Being Bound by An Operating Agreement You Did Not Sign
In a
recent decision, the Federal District Court for the Western District of
Kentucky considered and rejected the assertion that a member of an LLC was not
bound by its operating agreement because they had not signed it. Pure Marketing, LLC v. Got Matcha Premium
Tea Co., LLC, 2020 WL 234658 (W.D. Ky. Jan. 15, 2020).
The
back story of this decision is important. Pure Marketing, pursuant to a
contribution agreement, made an investment in Got Matcha, becoming a member
therein. The substantive rights of Pure Marketing were determined under the Got
Motcha operating agreement. However, in connection with this suit, Pure Marketing
apparently desired to avoid application of that operating agreement, or bring
any claims under it, because it contained an arbitration clause. Pure Marketing
asserted that it was not bound by the operating agreement because it never
signed it.
The
court first determined that any rights held by Pure Marketing were determined
under the operating agreement, and not the contribution agreement; all parties had
fully performed on it.
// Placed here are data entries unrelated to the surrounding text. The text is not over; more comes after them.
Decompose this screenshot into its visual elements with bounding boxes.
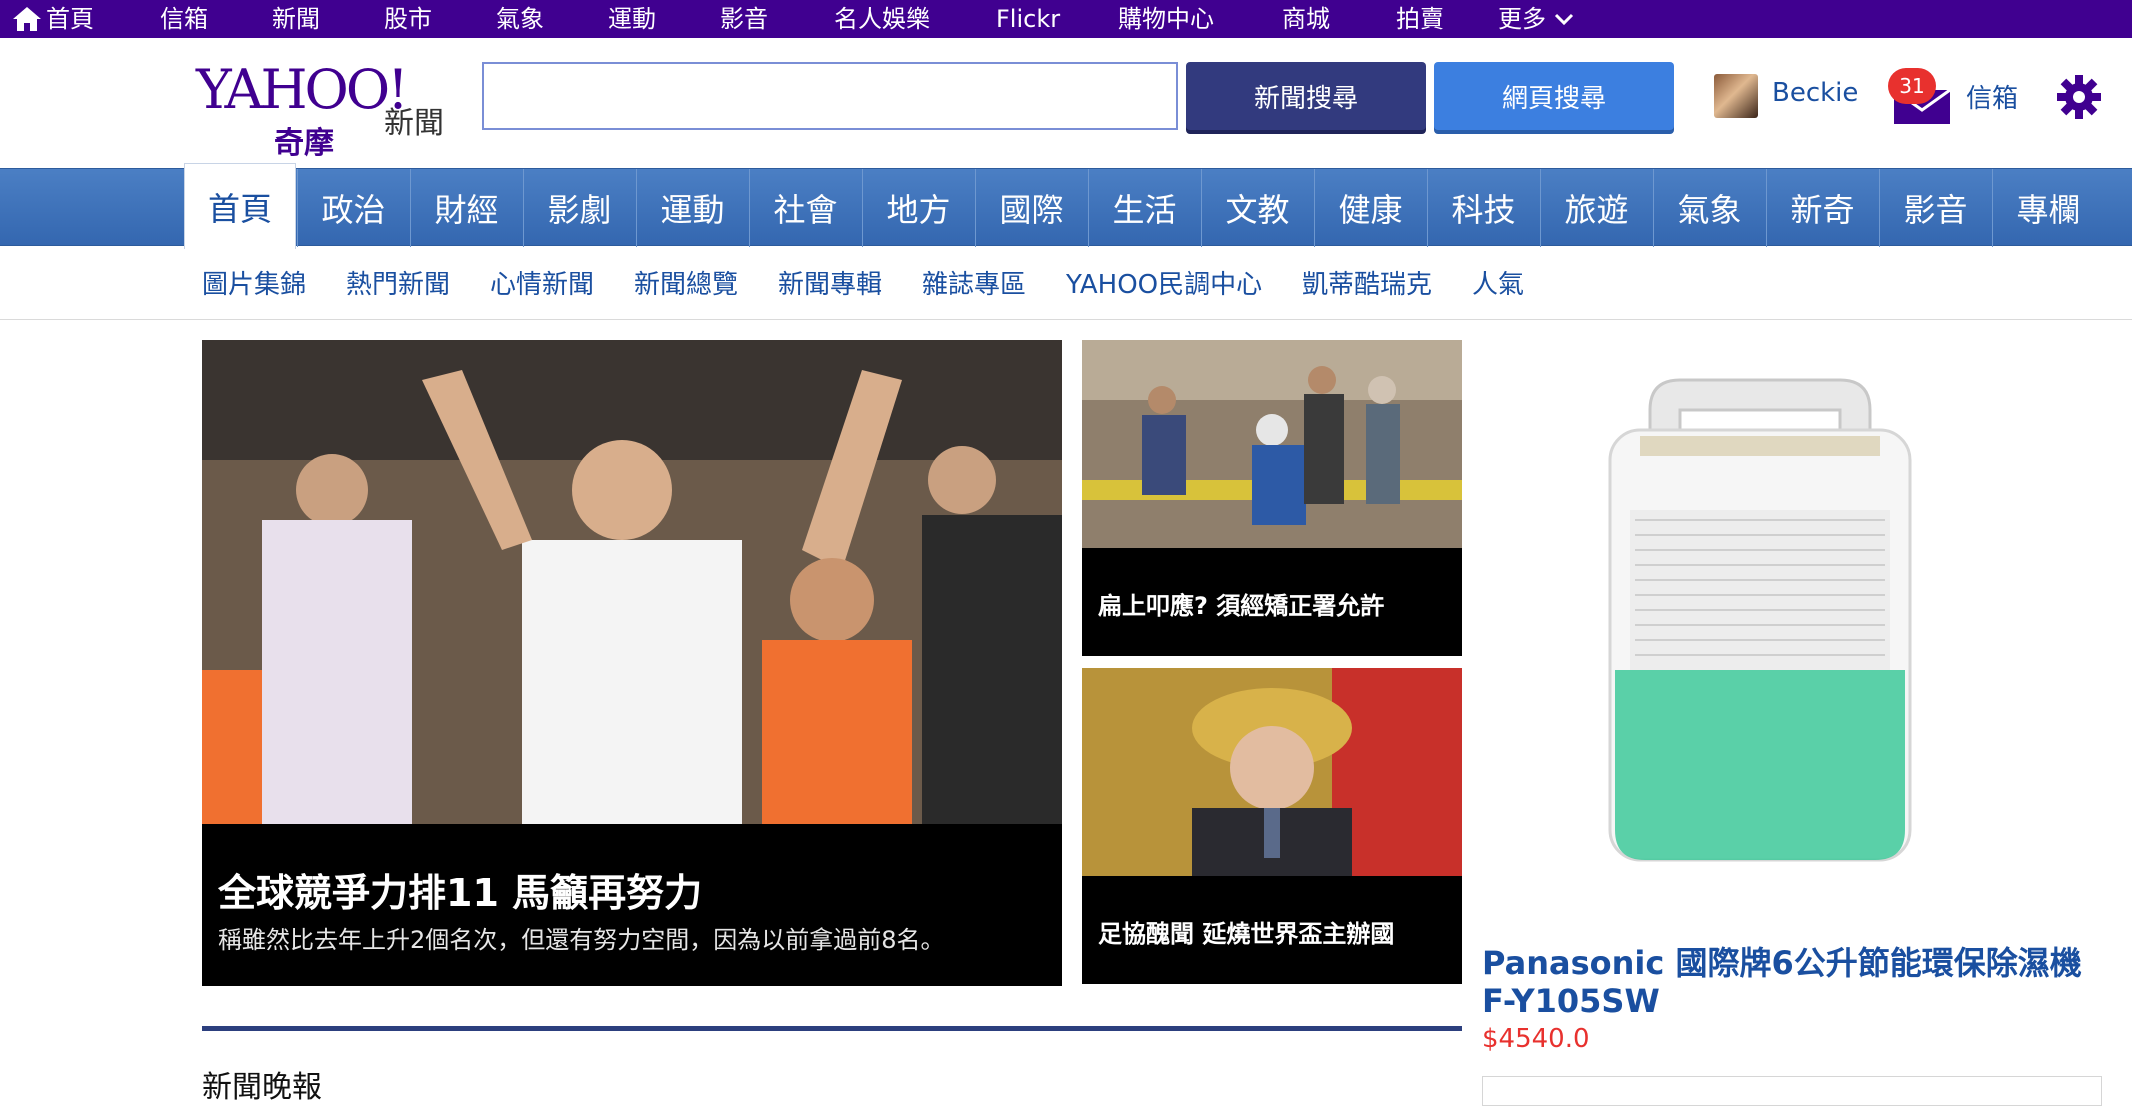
side-story-caption[interactable]: 扁上叩應? 須經矯正署允許: [1098, 586, 1384, 621]
search-input[interactable]: [482, 62, 1178, 130]
logo-sub: 奇摩: [274, 126, 334, 161]
tab-life[interactable]: 生活: [1088, 169, 1200, 247]
tab-finance[interactable]: 財經: [410, 169, 522, 247]
user-name-link[interactable]: Beckie: [1772, 78, 1858, 108]
topbar-item-celebrity[interactable]: 名人娛樂: [834, 0, 930, 38]
tab-home[interactable]: 首頁: [184, 163, 296, 249]
mail-count-badge: 31: [1888, 68, 1936, 104]
subnav-mood-news[interactable]: 心情新聞: [490, 264, 594, 301]
topbar-item-news[interactable]: 新聞: [272, 0, 320, 38]
gear-icon[interactable]: [2056, 74, 2102, 120]
subnav-photo-gallery[interactable]: 圖片集錦: [202, 264, 306, 301]
ad-title-link[interactable]: Panasonic 國際牌6公升節能環保除濕機 F-Y105SW: [1482, 944, 2102, 1020]
ad-price: $4540.0: [1482, 1024, 1590, 1054]
web-search-button[interactable]: 網頁搜尋: [1434, 62, 1674, 130]
logo-section: 新聞: [384, 106, 444, 141]
tab-local[interactable]: 地方: [862, 169, 974, 247]
tab-video[interactable]: 影音: [1879, 169, 1991, 247]
subnav-katie-couric[interactable]: 凱蒂酷瑞克: [1302, 264, 1432, 301]
topbar-item-sports[interactable]: 運動: [608, 0, 656, 38]
subnav-magazines[interactable]: 雜誌專區: [922, 264, 1026, 301]
tab-columns[interactable]: 專欄: [1992, 169, 2104, 247]
topbar-item-mail[interactable]: 信箱: [160, 0, 208, 38]
tab-odd-news[interactable]: 新奇: [1766, 169, 1878, 247]
tab-culture-education[interactable]: 文教: [1201, 169, 1313, 247]
side-story-caption[interactable]: 足協醜聞 延燒世界盃主辦國: [1098, 914, 1394, 949]
tab-society[interactable]: 社會: [749, 169, 861, 247]
subnav-poll-center[interactable]: YAHOO民調中心: [1066, 264, 1262, 301]
topbar-item-mall[interactable]: 商城: [1282, 0, 1330, 38]
tab-health[interactable]: 健康: [1314, 169, 1426, 247]
topbar-item-shopping-center[interactable]: 購物中心: [1118, 0, 1214, 38]
topbar-item-weather[interactable]: 氣象: [496, 0, 544, 38]
tab-travel[interactable]: 旅遊: [1540, 169, 1652, 247]
topbar-item-auction[interactable]: 拍賣: [1396, 0, 1444, 38]
subnav-hot-news[interactable]: 熱門新聞: [346, 264, 450, 301]
mail-label[interactable]: 信箱: [1966, 78, 2018, 115]
sub-nav: 圖片集錦 熱門新聞 心情新聞 新聞總覽 新聞專輯 雜誌專區 YAHOO民調中心 …: [0, 246, 2132, 320]
topbar-item-home[interactable]: 首頁: [46, 0, 94, 38]
topbar-item-video[interactable]: 影音: [720, 0, 768, 38]
topbar-item-stocks[interactable]: 股市: [384, 0, 432, 38]
mail-button[interactable]: 31: [1888, 68, 1958, 128]
main-nav: 首頁 政治 財經 影劇 運動 社會 地方 國際 生活 文教 健康 科技 旅遊 氣…: [0, 163, 2132, 249]
tab-technology[interactable]: 科技: [1427, 169, 1539, 247]
side-story[interactable]: 足協醜聞 延燒世界盃主辦國: [1082, 668, 1462, 984]
section-title: 新聞晚報: [202, 1070, 322, 1105]
ad-next-box: [1482, 1076, 2102, 1106]
hero-story-desc: 稱雖然比去年上升2個名次，但還有努力空間，因為以前拿過前8名。: [218, 926, 945, 954]
news-search-button[interactable]: 新聞搜尋: [1186, 62, 1426, 130]
tab-entertainment[interactable]: 影劇: [523, 169, 635, 247]
hero-story-title[interactable]: 全球競爭力排11 馬籲再努力: [218, 862, 702, 917]
home-icon: [13, 7, 41, 31]
subnav-news-overview[interactable]: 新聞總覽: [634, 264, 738, 301]
topbar-home-link[interactable]: [12, 6, 42, 32]
topbar-item-more: 更多: [1498, 5, 1546, 33]
hero-story-photo: [202, 340, 1062, 824]
header: YAHOO! 奇摩 新聞 新聞搜尋 網頁搜尋 Beckie 31 信箱: [0, 38, 2132, 168]
logo-brand: YAHOO!: [196, 58, 409, 121]
subnav-news-specials[interactable]: 新聞專輯: [778, 264, 882, 301]
topbar-item-flickr[interactable]: Flickr: [996, 0, 1060, 38]
tab-international[interactable]: 國際: [975, 169, 1087, 247]
side-story[interactable]: 扁上叩應? 須經矯正署允許: [1082, 340, 1462, 656]
topbar-more-menu[interactable]: 更多: [1498, 0, 1574, 38]
side-story-photo: [1082, 668, 1462, 876]
tab-sports[interactable]: 運動: [636, 169, 748, 247]
ad-product-image[interactable]: [1560, 370, 1960, 890]
side-story-photo: [1082, 340, 1462, 548]
tab-weather[interactable]: 氣象: [1653, 169, 1765, 247]
tab-politics[interactable]: 政治: [297, 169, 409, 247]
top-bar: 首頁 信箱 新聞 股市 氣象 運動 影音 名人娛樂 Flickr 購物中心 商城…: [0, 0, 2132, 38]
subnav-popular[interactable]: 人氣: [1472, 264, 1524, 301]
chevron-down-icon: [1554, 13, 1574, 26]
section-divider: [202, 1026, 1462, 1031]
yahoo-news-logo[interactable]: YAHOO! 奇摩 新聞: [196, 58, 456, 161]
avatar[interactable]: [1714, 74, 1758, 118]
hero-story[interactable]: 全球競爭力排11 馬籲再努力 稱雖然比去年上升2個名次，但還有努力空間，因為以前…: [202, 340, 1062, 986]
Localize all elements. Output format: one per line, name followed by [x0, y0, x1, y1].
Ultimately, the suit would be dismissed. In the course
of doing so, the court, in reliance upon KRS § 275.275(3) and Del. Code Ann. tit.
6, § 18-101(9), would reject the assertion that a signature is necessary in an
operating agreement to be bound thereby. Rather, “any member of an LLC,
original or subsequently admitted, is bound by the terms of an operating
agreement regardless of whether the party signed said agreement.”